07/03/2026 17:50

Mirafin Under 19, rotta verso i playoff. Capitan Gobbi: "Calendario tosto, ma nessuno vuole mollare"

5-2 alla Fortitudo Pomezia e il derby della 21esima giornata ha assunto chiaramente tinte rutule, con la Mirafin che ha potuto vivere una giornata magica proprio in una delle sfide maggiormente sentite dell’intera stagione. E il giudizio che a mente fredda Alessandro Gobbi, capitano rossoblù, da sulla prestazione corale è intriso di soddisfazione.

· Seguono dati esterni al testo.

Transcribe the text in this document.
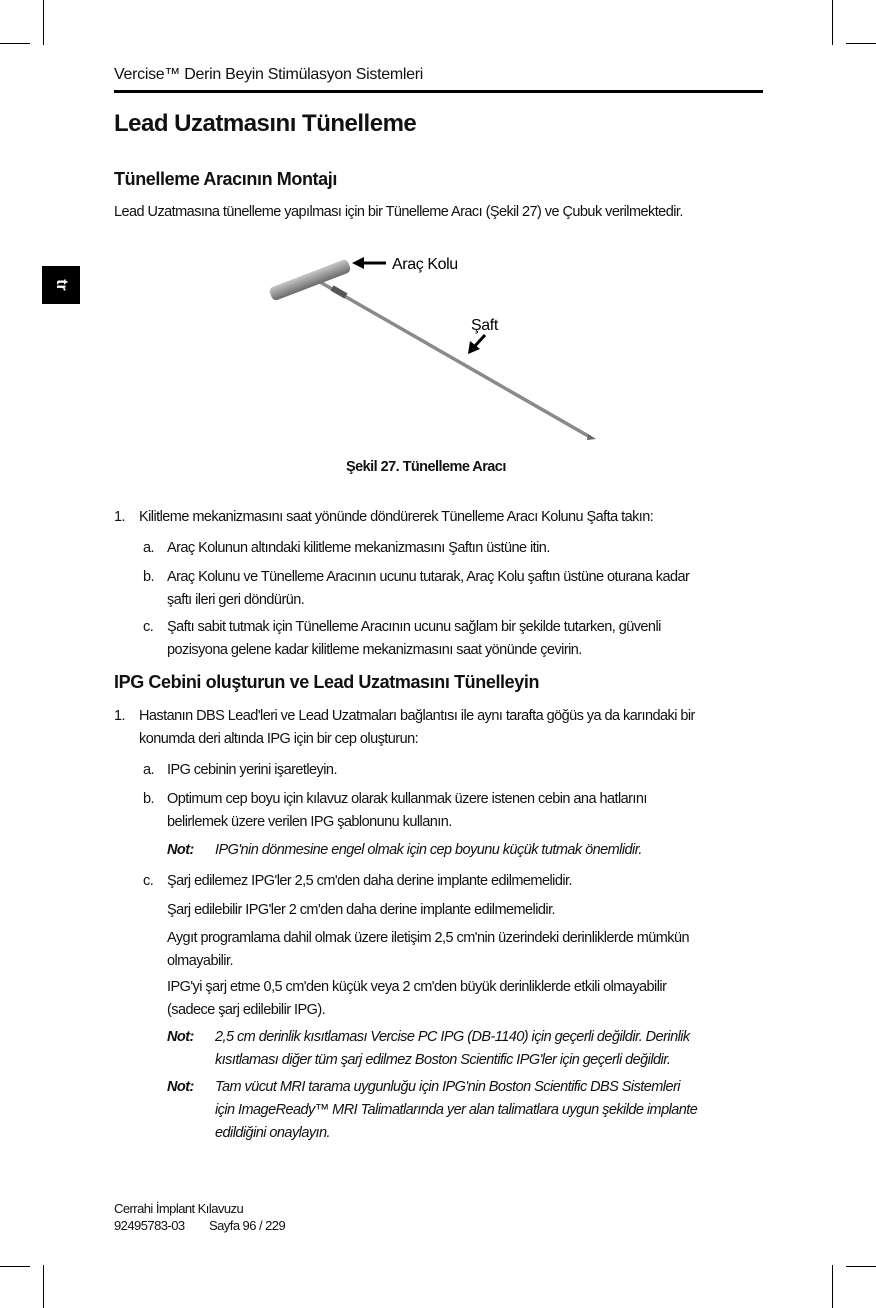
Vercise™ Derin Beyin Stimülasyon Sistemleri
tr
Lead Uzatmasını Tünelleme
Tünelleme Aracının Montajı
Lead Uzatmasına tünelleme yapılması için bir Tünelleme Aracı (Şekil 27) ve Çubuk verilmektedir.
Araç Kolu
Şaft
Şekil 27. Tünelleme Aracı
1. Kilitleme mekanizmasını saat yönünde döndürerek Tünelleme Aracı Kolunu Şafta takın:
a. Araç Kolunun altındaki kilitleme mekanizmasını Şaftın üstüne itin.
b. Araç Kolunu ve Tünelleme Aracının ucunu tutarak, Araç Kolu şaftın üstüne oturana kadar
şaftı ileri geri döndürün.
c. Şaftı sabit tutmak için Tünelleme Aracının ucunu sağlam bir şekilde tutarken, güvenli
pozisyona gelene kadar kilitleme mekanizmasını saat yönünde çevirin.
IPG Cebini oluşturun ve Lead Uzatmasını Tünelleyin
1. Hastanın DBS Lead'leri ve Lead Uzatmaları bağlantısı ile aynı tarafta göğüs ya da karındaki bir
konumda deri altında IPG için bir cep oluşturun:
a. IPG cebinin yerini işaretleyin.
b. Optimum cep boyu için kılavuz olarak kullanmak üzere istenen cebin ana hatlarını
belirlemek üzere verilen IPG şablonunu kullanın.
Not: IPG'nin dönmesine engel olmak için cep boyunu küçük tutmak önemlidir.
c. Şarj edilemez IPG'ler 2,5 cm'den daha derine implante edilmemelidir.
Şarj edilebilir IPG'ler 2 cm'den daha derine implante edilmemelidir.
Aygıt programlama dahil olmak üzere iletişim 2,5 cm'nin üzerindeki derinliklerde mümkün
olmayabilir.
IPG'yi şarj etme 0,5 cm'den küçük veya 2 cm'den büyük derinliklerde etkili olmayabilir
(sadece şarj edilebilir IPG).
Not: 2,5 cm derinlik kısıtlaması Vercise PC IPG (DB-1140) için geçerli değildir. Derinlik
kısıtlaması diğer tüm şarj edilmez Boston Scientific IPG'ler için geçerli değildir.
Not: Tam vücut MRI tarama uygunluğu için IPG'nin Boston Scientific DBS Sistemleri
için ImageReady™ MRI Talimatlarında yer alan talimatlara uygun şekilde implante
edildiğini onaylayın.
Cerrahi İmplant Kılavuzu
92495783-03 Sayfa 96 / 229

“È stata davvero una gran partita, giocata bene dal primo all’ultimo minuto. La cosa più bella è stata la reazione: anche quando ci hanno ripreso sul 2-2, non ci siamo fatti prendere dal panico, siamo rimasti calmi e abbiamo continuato a fare il nostro gioco con lucidità. Nelle scorse settimane, purtroppo, questa freddezza ci era mancata, soprattutto perché molti di noi giocano il sabato con la prima squadra e la domenica arriviamo un po’… cotti fisicamente. Tornare a ottenere due vittorie di fila per la prima volta da gennaio ci serviva tantissimo: ci dà la carica giusta per finire il campionato a testa alta. E poi, vincere un derby ha un sapore diverso: affrontavamo ragazzi che fuori dal campo sono peraltro nostri amici, quindi c’era quel pizzico di sana rivalità che ti spinge a dare tutto per vincere e poterti vantare un po' con loro”.


Una vittoria, insomma, figlia di una prestazione che lascia ben sperare nella “famiglia” del presidente Raffaele Mirra.


“Secondo me abbiamo rasentato la perfezione, sia come singoli che come collettivo. Siamo partiti forte andando subito sopra, ma la cosa che mi ha impressionato di più è stata la gestione dei momenti morti. Abbiamo giocato con intelligenza, aspettando il momento giusto per colpire: appena ci lasciavano un buco, entravamo dentro cattivi, esattamente come avevamo studiato in allenamento con il mister. Anche dietro siamo stati solidissimi: abbiamo concesso il minimo indispensabile, sporcando ogni loro traiettoria e togliendogli ogni spazio per creare pericoli veri. È questa l'intensità che dobbiamo tenere fino alla fine”.


Testa al calendario e alla classifica: quattro giornate alla fine e Mirafin con cinque punti di gap rispetto alla quarta della classe, attualmente il Club Latina. L’imperativo è continuare a crederci e quello di domenica potrebbe essere un turno campale, con Gobbi e compagni attesi a Velletri mentre i pontini saliranno ad Ariccia. Il -2 è fattibile?


“In classifica abbiamo raccolto meno di quanto meritassimo e sappiamo che i punti persi a inizio anno pesano come macigni e che la strada è in salita, anche perché le squadre sopra di noi non rallentano e il calendario è tosto. Però finché la matematica non dice che siamo fuori, noi non molliamo di un centimetro. Venderemo cara la pelle in ogni scontro rimasto. Tuttavia, come capitano sono orgoglioso di come stiamo crescendo, il miglioramento di ogni singolo ragazzo è evidente. Siamo un bel mix: ci siamo noi che ormai conosciamo bene la categoria, ma ci sono anche i ragazzi dell’Under 17 che si sono inseriti benissimo e ci stanno dando una mano fondamentale”.